Gait analysis plays a vital role in medicine as it can help diagnose illness, monitor recovery, and measure physical performance. Related work in gait analysis has primarily utilized laboratory data due to its inherently low noise and ease of preprocessing. Daily data, gathered through wearables sensors, can also significantly impact medical care. Nonetheless, working with such data poses numerous challenges.

This article proposes an algorithm to solve the problems associated with gait segmentation in daily data obtained by inertial measurement units (IMUs) on wearable devices. The proposed algorithm can handle time-series data collected by wearable IMU sensors, including noise and different gaits. It also remains effective even when the placement of wearable sensors is in a non-standard manner, making it well-suited for use in various settings.

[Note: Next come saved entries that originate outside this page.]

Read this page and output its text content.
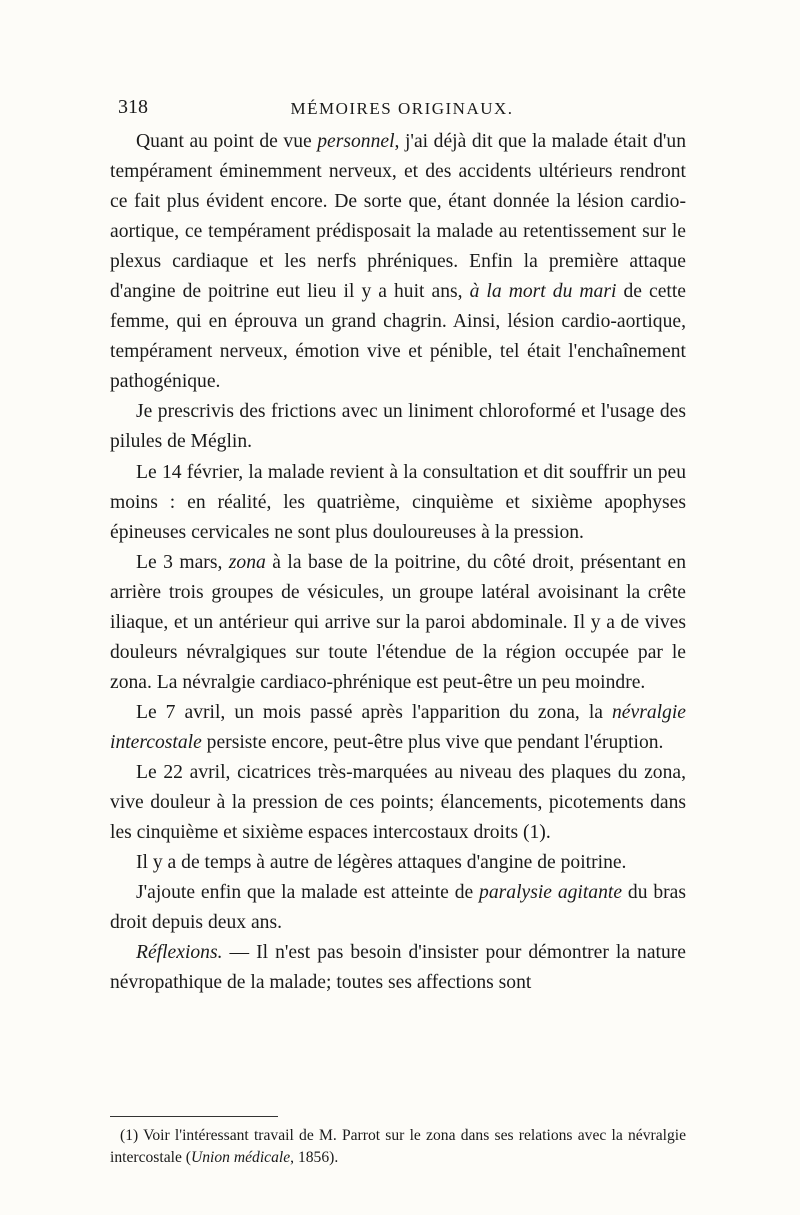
318	MÉMOIRES ORIGINAUX.

Quant au point de vue personnel, j'ai déjà dit que la malade était d'un tempérament éminemment nerveux, et des accidents ultérieurs rendront ce fait plus évident encore. De sorte que, étant donnée la lésion cardio-aortique, ce tempérament prédisposait la malade au retentissement sur le plexus cardiaque et les nerfs phréniques. Enfin la première attaque d'angine de poitrine eut lieu il y a huit ans, à la mort du mari de cette femme, qui en éprouva un grand chagrin. Ainsi, lésion cardio-aortique, tempérament nerveux, émotion vive et pénible, tel était l'enchaînement pathogénique.

Je prescrivis des frictions avec un liniment chloroformé et l'usage des pilules de Méglin.

Le 14 février, la malade revient à la consultation et dit souffrir un peu moins : en réalité, les quatrième, cinquième et sixième apophyses épineuses cervicales ne sont plus douloureuses à la pression.

Le 3 mars, zona à la base de la poitrine, du côté droit, présentant en arrière trois groupes de vésicules, un groupe latéral avoisinant la crête iliaque, et un antérieur qui arrive sur la paroi abdominale. Il y a de vives douleurs névralgiques sur toute l'étendue de la région occupée par le zona. La névralgie cardiaco-phrénique est peut-être un peu moindre.

Le 7 avril, un mois passé après l'apparition du zona, la névralgie intercostale persiste encore, peut-être plus vive que pendant l'éruption.

Le 22 avril, cicatrices très-marquées au niveau des plaques du zona, vive douleur à la pression de ces points; élancements, picotements dans les cinquième et sixième espaces intercostaux droits (1).

Il y a de temps à autre de légères attaques d'angine de poitrine.

J'ajoute enfin que la malade est atteinte de paralysie agitante du bras droit depuis deux ans.

Réflexions. — Il n'est pas besoin d'insister pour démontrer la nature névropathique de la malade; toutes ses affections sont

(1) Voir l'intéressant travail de M. Parrot sur le zona dans ses relations avec la névralgie intercostale (Union médicale, 1856).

Data was collected using Xsens wearable device, which primarily employ inertial measurement units (IMUs) for capturing precise movement data. Principal component analysis (PCA) was used to reduce dimensionality. The proposed algorithm within this article can identify the start and end points of each gait segment within the time series, and the same type of gait will be grouped together.

Based on comparison with data marked manually, our algorithm achieved high performance for real life gait segmentation, while also demonstrating strong ability to distinguish between different gait patterns. Moreover, the versatility of the algorithm shows promising applications in fields such as rehabilitation, disease evaluation, and sports performance optimization.